К вечеру Касаткин закончил эссе «Китайская телятина».
Шло оно в ближайшем воскресном номере от 4 апреля в ресторанном рейтинге с подзаголовком «Страстная для каннибалов».
О людоедстве речь шла в переносном, разумеется, смысле. Настало время великих возможностей и соблазнов. Касаткин обращался к тем, кто хотел наслаждений и плевал на ближнего. Главное было – соблюсти приличия.
Соблюдать их Костя советовал как художник. Художественная логика – самая верная. И предлагал старый прием оксюморон – стилистическую фигуру-парадокс, вроде сухой воды и ледяного огня. Будьте чувствительным, если вы убийца, и несчастным, если любите кайф.
Затем Касаткин переходил к первоисточнику кайфа – кабакам. И авторитетно объяснял, что лучший – «Патэ&Шапо» в скромном культурном Матвеевском. Ресторан выглядел буржуазно-законопослушно – скатерки, столовое серебро. Одежду публика носила неброскую. Многие приходили одни. И это было прилично. Ничто не мешало экстазу. Старейший ресторан. Почти двести лет. Остальные «Метрополи», «Национали», «Президент-отели» и «Рэдисон-Славянские» – тусовка.
Касаткин приглашал поговорить за столиком у пальмы. Притом готов был рассмотреть предложения.
«Китайская телятина» звучала паролем. Все Митино слышало о чекистской истории. И этот поймет, что вызывают – его.
Сегодня воскресенье. В Страстной понедельник обдумайте меню, в Страстной вторник приходите.
Касаткин намекал, таким образом, что всё знает и продает молчание.
И может, потрошитель примет намек за блеф, а может, подумает: «Что он там знает?» В шантаж, скорее всего, поверит. Эти судят по себе.
Дело было опасно-неприятным.
Монстр наживался на трупах. Чудовищны, конечно, были все варианты наживы. Пинякинцы, изготовители плохих котлет, казались теперь ангелами.
За Катю Костя не боялся. Жирный, конечно, влюблен. Да и Костя уже подставил самого себя. За себя не боялся тоже, потому что думал о цели, и вообще митинская атмосфера закалила его. Отчаяние обезболило страх. Касаткин рвался в бой.
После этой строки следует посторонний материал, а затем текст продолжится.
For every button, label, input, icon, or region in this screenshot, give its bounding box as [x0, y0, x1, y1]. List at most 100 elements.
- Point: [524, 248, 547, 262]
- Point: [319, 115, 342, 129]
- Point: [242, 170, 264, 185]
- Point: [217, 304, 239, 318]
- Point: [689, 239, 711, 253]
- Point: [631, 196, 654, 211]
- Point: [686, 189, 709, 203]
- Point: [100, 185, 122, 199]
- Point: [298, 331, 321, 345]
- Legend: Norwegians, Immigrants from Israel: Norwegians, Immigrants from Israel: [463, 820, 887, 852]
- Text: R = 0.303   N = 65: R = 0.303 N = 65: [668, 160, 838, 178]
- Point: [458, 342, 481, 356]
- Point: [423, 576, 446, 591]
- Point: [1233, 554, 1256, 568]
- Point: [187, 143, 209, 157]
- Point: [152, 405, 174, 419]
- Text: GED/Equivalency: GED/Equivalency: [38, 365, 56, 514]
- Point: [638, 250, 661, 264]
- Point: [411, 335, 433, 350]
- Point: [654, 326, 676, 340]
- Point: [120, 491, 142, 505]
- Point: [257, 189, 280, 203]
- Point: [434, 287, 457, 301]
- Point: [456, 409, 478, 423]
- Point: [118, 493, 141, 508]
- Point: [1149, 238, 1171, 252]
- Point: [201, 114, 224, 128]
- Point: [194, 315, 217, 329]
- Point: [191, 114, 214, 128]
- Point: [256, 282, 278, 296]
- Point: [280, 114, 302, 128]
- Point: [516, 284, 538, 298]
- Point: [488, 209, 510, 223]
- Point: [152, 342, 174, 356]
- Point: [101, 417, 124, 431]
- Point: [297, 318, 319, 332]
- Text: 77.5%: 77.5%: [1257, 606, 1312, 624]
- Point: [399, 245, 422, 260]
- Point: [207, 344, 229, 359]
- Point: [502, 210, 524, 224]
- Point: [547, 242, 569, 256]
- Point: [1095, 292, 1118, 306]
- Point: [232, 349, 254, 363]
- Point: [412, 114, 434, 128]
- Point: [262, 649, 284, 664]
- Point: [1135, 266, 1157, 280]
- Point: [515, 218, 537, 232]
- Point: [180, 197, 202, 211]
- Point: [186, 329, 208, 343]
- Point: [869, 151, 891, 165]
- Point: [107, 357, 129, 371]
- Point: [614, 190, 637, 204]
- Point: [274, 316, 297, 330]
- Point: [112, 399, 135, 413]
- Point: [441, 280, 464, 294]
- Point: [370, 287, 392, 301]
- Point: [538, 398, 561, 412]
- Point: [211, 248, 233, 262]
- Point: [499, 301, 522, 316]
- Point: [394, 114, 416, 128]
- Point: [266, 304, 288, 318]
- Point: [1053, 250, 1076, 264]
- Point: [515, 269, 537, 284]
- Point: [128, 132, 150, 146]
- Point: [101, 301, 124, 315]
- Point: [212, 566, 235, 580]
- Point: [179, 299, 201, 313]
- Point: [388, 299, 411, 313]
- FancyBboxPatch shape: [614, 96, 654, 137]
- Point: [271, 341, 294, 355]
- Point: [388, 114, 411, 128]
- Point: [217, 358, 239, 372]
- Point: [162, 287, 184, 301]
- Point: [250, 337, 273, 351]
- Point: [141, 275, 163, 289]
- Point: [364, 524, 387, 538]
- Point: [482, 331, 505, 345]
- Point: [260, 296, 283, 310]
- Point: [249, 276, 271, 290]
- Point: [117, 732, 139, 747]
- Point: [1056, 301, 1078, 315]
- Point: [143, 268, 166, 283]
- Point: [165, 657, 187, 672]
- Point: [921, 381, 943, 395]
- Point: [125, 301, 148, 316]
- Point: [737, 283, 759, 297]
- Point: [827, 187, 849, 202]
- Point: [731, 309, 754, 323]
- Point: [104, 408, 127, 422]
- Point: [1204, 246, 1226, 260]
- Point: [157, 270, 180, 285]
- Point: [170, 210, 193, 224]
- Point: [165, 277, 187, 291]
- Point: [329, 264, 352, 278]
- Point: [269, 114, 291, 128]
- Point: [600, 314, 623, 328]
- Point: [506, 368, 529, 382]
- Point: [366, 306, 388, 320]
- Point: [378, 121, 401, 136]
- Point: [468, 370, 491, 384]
И все же ему было не по себе. Почему, не понимал.
Костя набрал ее номер.
– Але, – сказала она глуховато.
Костя отключил и набрал номер Жиринского. Он тоже был у себя, алекнул.
Костя вздохнул с облегчением. Всё, что случилось, – намного хуже. Разве только не расчленили его самого. Но утренняя сцена нежности Кати с Жирным стояла перед глазами.
Домой на крылатой сияющей «Субару» он полз. Желтые и зеленые грязные зиловские инвалиды обгоняли и оглядывались. Вот, мол, блин, выпендрежник. Крутой, а не мчит. А Костя замедлял, подгадывая красный свет.
На въезде на Митинскую с радостью встал в пробке. У светофора вдоль машин сновал с журналами точеный подросток – вылитый Жэка. Похоже, он и был. Паренек подошел к Косте и сунул в окно «Плейбой» с голым женским задком. Костя взял журнал и высунул в окно деньги. Нет, не Жэка. Жэка смотрит «Плейбой» в гостях на диване, жалуясь, что денег нет.
Зад на обложке был не голый, а в трусах на змейке, как у Кати. От журнала благоухало: в страницы вклеили ароматическую рекламу супердухов «Иссей Миаки». По ним томились редакционные женщины и копили на покупку микроскопического пробного флакончика, и то не духов, а туалетной воды.
Костя вдохнул полной грудью и тяжко выдохнул.